Apa kubilang? Ia datang padaku hanya untuk meminta pertolongan.

“Kamu bisa pergi sendiri, Dika?"

“Iya sih tapi aku malu bertemu sama keluarganya.”

Aku hanya diam mencerna perkataan Dika.

“Mau, ya temenin aku, Li."

Aku hanya mengangguk. Entah mengapa aku tak bisa menolak permintaannya.

“Terima kasih ya, Li. Memang kamu teman terbaikku, deh.”

“Oke deh nanti siang aku tunggu kamu di gerbang kampus.”

“Kenapa kamu datang saat kamu membutuhkanku saja, Dika.” Aku mengeluh dalam hati.

****

Di rumah sakit

Di rumah sakit aku hanya melihat kemesraan mereka saja.
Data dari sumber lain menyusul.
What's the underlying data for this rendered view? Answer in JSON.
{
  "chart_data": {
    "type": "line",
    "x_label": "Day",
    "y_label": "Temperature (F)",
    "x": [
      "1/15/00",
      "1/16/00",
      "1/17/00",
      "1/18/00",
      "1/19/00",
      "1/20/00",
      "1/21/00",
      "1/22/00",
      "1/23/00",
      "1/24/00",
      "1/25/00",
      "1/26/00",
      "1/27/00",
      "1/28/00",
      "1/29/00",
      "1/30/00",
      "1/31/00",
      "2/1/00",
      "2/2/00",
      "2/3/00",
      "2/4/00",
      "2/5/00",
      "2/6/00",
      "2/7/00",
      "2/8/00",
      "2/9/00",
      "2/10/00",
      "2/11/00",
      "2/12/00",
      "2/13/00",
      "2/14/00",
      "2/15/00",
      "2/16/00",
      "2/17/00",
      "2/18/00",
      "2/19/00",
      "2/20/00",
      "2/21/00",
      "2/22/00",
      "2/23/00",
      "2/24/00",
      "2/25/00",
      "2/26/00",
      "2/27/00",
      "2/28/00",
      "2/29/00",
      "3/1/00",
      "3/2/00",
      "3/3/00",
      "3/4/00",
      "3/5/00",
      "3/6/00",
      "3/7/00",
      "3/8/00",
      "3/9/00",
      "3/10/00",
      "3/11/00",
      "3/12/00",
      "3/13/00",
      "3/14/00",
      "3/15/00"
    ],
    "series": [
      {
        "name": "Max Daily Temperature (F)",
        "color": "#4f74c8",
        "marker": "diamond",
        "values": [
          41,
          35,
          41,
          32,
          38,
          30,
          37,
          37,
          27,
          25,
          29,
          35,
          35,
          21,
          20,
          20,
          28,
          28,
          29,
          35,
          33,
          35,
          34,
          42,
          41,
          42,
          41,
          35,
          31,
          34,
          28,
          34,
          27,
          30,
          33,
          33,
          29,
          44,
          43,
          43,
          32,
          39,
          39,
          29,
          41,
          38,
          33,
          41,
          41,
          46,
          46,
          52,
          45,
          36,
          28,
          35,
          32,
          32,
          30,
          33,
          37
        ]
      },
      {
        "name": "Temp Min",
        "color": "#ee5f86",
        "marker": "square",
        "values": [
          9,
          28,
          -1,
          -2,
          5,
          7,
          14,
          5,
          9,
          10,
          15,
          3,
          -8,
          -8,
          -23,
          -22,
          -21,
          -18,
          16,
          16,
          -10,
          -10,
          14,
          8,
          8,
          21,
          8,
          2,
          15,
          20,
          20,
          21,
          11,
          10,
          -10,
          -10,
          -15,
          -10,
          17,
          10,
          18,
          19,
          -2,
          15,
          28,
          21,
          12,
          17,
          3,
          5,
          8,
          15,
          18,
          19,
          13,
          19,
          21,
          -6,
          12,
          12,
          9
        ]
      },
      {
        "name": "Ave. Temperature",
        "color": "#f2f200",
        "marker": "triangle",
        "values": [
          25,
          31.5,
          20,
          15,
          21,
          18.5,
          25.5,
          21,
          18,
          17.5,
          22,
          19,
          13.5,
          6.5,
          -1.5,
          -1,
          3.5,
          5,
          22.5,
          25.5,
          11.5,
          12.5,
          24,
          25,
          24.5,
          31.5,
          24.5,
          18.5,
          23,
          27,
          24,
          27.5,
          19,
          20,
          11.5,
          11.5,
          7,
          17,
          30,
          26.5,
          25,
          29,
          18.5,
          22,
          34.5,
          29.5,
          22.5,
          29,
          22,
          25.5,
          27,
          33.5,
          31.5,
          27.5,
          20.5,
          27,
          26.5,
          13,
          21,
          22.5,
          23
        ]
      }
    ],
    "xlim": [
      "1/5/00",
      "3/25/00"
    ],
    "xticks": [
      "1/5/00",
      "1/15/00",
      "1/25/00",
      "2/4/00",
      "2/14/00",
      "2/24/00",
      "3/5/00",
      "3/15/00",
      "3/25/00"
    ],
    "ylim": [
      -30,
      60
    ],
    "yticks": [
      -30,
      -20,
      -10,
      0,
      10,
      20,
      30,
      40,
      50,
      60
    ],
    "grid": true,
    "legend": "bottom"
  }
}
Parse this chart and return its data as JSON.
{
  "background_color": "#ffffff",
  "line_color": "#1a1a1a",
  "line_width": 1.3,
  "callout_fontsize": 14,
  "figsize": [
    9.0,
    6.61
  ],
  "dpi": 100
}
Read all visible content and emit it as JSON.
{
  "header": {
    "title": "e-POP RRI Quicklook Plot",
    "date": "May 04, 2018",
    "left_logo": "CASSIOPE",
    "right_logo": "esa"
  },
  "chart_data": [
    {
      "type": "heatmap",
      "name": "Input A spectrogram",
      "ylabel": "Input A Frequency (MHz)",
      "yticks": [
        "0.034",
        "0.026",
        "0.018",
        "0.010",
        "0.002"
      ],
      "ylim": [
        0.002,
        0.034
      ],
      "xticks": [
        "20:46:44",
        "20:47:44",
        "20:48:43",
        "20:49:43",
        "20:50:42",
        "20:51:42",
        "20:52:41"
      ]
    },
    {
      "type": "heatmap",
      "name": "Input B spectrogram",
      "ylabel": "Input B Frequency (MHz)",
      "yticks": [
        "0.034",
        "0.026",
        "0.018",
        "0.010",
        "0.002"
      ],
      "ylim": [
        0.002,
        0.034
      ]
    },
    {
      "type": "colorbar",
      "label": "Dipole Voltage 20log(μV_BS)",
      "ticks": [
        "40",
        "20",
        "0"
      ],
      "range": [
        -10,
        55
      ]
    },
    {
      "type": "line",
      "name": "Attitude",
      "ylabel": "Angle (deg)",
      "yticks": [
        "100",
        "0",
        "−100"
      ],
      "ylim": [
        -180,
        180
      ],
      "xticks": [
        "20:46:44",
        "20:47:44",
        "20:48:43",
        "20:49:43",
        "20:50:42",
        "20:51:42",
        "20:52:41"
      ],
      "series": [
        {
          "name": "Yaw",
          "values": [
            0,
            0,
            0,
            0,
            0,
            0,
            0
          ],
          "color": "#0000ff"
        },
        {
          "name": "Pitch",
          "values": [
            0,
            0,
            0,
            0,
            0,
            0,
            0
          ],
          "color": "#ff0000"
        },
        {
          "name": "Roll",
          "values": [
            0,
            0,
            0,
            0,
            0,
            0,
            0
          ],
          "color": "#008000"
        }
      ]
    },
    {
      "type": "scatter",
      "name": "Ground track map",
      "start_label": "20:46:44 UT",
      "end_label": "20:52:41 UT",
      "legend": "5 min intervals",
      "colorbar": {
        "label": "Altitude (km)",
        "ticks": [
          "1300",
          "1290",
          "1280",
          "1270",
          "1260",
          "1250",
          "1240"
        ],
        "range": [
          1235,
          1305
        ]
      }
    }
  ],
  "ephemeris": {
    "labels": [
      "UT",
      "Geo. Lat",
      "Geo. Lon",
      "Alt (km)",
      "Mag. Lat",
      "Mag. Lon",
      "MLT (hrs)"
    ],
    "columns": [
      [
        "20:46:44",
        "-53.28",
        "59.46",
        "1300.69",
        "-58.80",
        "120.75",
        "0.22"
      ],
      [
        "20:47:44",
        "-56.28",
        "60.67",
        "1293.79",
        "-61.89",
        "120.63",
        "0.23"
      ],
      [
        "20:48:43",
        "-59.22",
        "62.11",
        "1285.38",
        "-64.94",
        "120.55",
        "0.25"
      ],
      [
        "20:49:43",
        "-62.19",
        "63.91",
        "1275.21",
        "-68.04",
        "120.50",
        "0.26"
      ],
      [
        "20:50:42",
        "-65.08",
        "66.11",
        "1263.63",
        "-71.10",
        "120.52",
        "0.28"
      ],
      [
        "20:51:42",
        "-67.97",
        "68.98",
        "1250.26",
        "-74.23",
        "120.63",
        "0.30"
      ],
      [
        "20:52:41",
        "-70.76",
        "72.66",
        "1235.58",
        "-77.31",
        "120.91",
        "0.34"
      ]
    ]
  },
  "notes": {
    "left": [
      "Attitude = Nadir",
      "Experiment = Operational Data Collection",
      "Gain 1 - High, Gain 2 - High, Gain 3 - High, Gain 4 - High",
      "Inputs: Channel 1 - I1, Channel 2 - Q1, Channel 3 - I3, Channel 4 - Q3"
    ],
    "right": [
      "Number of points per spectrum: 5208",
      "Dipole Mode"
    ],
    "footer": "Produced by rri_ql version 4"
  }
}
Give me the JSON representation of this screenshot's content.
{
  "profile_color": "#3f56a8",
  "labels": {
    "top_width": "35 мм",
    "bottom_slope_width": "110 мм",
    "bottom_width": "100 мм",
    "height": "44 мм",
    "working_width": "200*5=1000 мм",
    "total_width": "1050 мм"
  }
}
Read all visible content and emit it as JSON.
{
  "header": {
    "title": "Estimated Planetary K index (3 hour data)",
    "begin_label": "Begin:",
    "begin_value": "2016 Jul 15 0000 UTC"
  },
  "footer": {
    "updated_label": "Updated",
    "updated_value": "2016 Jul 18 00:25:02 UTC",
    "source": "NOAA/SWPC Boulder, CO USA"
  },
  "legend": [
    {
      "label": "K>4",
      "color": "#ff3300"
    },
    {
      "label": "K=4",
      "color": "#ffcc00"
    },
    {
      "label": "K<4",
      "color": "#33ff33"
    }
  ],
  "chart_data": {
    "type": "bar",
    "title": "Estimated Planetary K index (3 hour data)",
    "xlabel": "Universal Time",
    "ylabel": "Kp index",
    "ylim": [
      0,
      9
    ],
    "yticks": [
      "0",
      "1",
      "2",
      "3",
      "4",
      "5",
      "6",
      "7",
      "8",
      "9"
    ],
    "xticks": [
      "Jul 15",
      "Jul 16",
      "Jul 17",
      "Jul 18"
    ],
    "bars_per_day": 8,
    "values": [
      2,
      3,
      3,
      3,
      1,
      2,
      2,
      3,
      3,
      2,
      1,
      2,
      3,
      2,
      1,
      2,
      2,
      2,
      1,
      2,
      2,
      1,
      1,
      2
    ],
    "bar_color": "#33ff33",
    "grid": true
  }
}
Mereka bahkan mengacuhkanku seolah-olah diriku hanyalah sebuah patung. Bahkan mereka tak menyadari bahwa aku sudah pulang dan hanya menulis memo mengatakan bahwa aku pulang terlebih dahulu.

Tanpa sadar aku menabrak seseorang.

“Kamu tidak apa-apa?”

“Maaf, ya,” sahutku tak memperhatikan jalan.

“Justru aku yang meminta maaf karena aku tadi tidak lihat kamu jalan,” jawab lelaki itu.

“Eh ... sepertinya aku mengenalmu?” tanya lelaki itu lagi seraya melihatku.

“Kamu Liliana, bukan?" lanjutnya lagi.

“Iya betul. Tapi kamu siapa,ya?” Aku ragu untuk menjawabnya, takut salah mengenali orang.

“Ana … Ana … masa kamu lupa sama aku?”

Ana!! Hanya Rendi yang memanggilku seperti itu.

“Rendi ya? sahutku terkejut.

Rendi menggangguk.

“Bagaimana kabarmu, Ana?

“Aku baik-baik saja kok, Ren.”

Setelah lulus SMA, Rendi meneruskan kuliah di negara tetangga dan membuat hubungan persahabatan kami hilang.

“Kamu ada apa ke rumah sakit, Ana” tanya Rendi.

“Lagi mengunjungi teman sakit. Kalau kamu, Ren?

“Sepupuku sakit.”

“Siapa sepupumu yang sakit?”

“Si Mira. Ingatkan?

Ya aku mengingat semua anggota keluargamu karena kamu merupakan bagian masa laluku.

“Hei ... kok diam sedang memikirkan apa?”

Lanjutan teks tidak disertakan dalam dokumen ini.